The earlier that birds pair, the better they fare

New research from the University of Oxford, published today in Proc. R. Soc., finds that great tits who meet their future ‘spouses’ earlier in the year are more likely to be successfully when it comes breeding, but that these well-acquainted pairs are just as likely to divorce as pairs that meet closer to the breeding season.

A team of researchers at the Edward Grey Institute, Department of Zoology, Oxford studied great tits in Wytham Woods, Oxford. The researchers used miniature tracking technology to record when individuals first met their future partners, and then monitored the nesting attempts of 383 tracked pairs of birds.

They found that individuals who meet their future partners earlier on in winter are more likely to breed earlier in the spring and subsequently more successful in raising their offspring compared to individuals who meet their future partner with less time to go before the breeding season.

Using statistical models, the researchers show the increased breeding success of these pair-bonded individuals is actually an indirect consequence of their early meeting – whereby earlier laying pairs laid more eggs, and their young then had higher hatching and fledgling success.

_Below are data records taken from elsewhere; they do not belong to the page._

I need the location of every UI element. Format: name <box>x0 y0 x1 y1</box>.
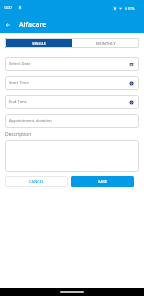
button[interactable]: Select Date <box>5 57 139 71</box>
button[interactable]: Start Time <box>5 76 139 90</box>
button[interactable] <box>5 140 139 172</box>
staticText: Description <box>5 131 32 138</box>
other: Pick time <box>130 101 133 104</box>
staticText: MONTHLY <box>96 41 116 46</box>
staticText: Alfacare <box>19 20 47 30</box>
button[interactable]: Back <box>2 19 14 31</box>
button[interactable]: MONTHLY <box>72 38 139 48</box>
staticText: 12:37 <box>4 6 12 10</box>
staticText: Select Date <box>9 61 31 67</box>
staticText: SAVE <box>98 179 108 184</box>
button[interactable]: End Time <box>5 95 139 109</box>
button[interactable]: CANCEL <box>5 176 68 187</box>
staticText: Appointment duration <box>9 118 52 124</box>
button[interactable]: Appointment duration <box>5 114 139 128</box>
staticText: CANCEL <box>29 179 45 184</box>
staticText: End Time <box>9 99 27 105</box>
button[interactable]: SINGLE <box>5 38 72 48</box>
staticText: SINGLE <box>32 41 46 46</box>
other: Pick time <box>130 82 133 85</box>
staticText: 81% <box>128 6 135 10</box>
button[interactable]: SAVE <box>71 176 134 187</box>
staticText: Start Time <box>9 80 29 86</box>
other: Pick date <box>130 63 133 66</box>
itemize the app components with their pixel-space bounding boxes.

Interestingly, there was no direct influence of the length of the initial pairing period on the likelihood that a couple would remain together, or ‘divorce’ after their first breeding. While it’s difficult to pinpoint the exact moment these couples became a pair, evidence shows that the more familiar they are before the breeding season, the more successful their partnership will be. This is known as the ‘mate familiarity effect’, as familiar partners have improved coordination, cooperation, and responsiveness – as with humans, the more we know about how to care for our partners, the better we are at it.

The study used fine-scale tracking technology to gather six years’ of data on pre-breeding social associations of individually marked great tits, and spring breeding data from the same

Dr Culina says: ‘It is so amazing that we have all this technology today, so we can learn what happens with these little birds and their relationships as they forage in winter flocks. Most of what we know about partnership in birds comes from the breeding season, but we are becoming increasingly aware that time before breeding plays an important role in pair dynamics of socially monogamous species, as our study shows.’

Written as a combination of Dr Antica Culina’s PhD thesis at Oxford and her current research project at NIOO-KNAW, this is only the third study on the influence of relationship length on breeding success, and the first to have been carried out on a wild population.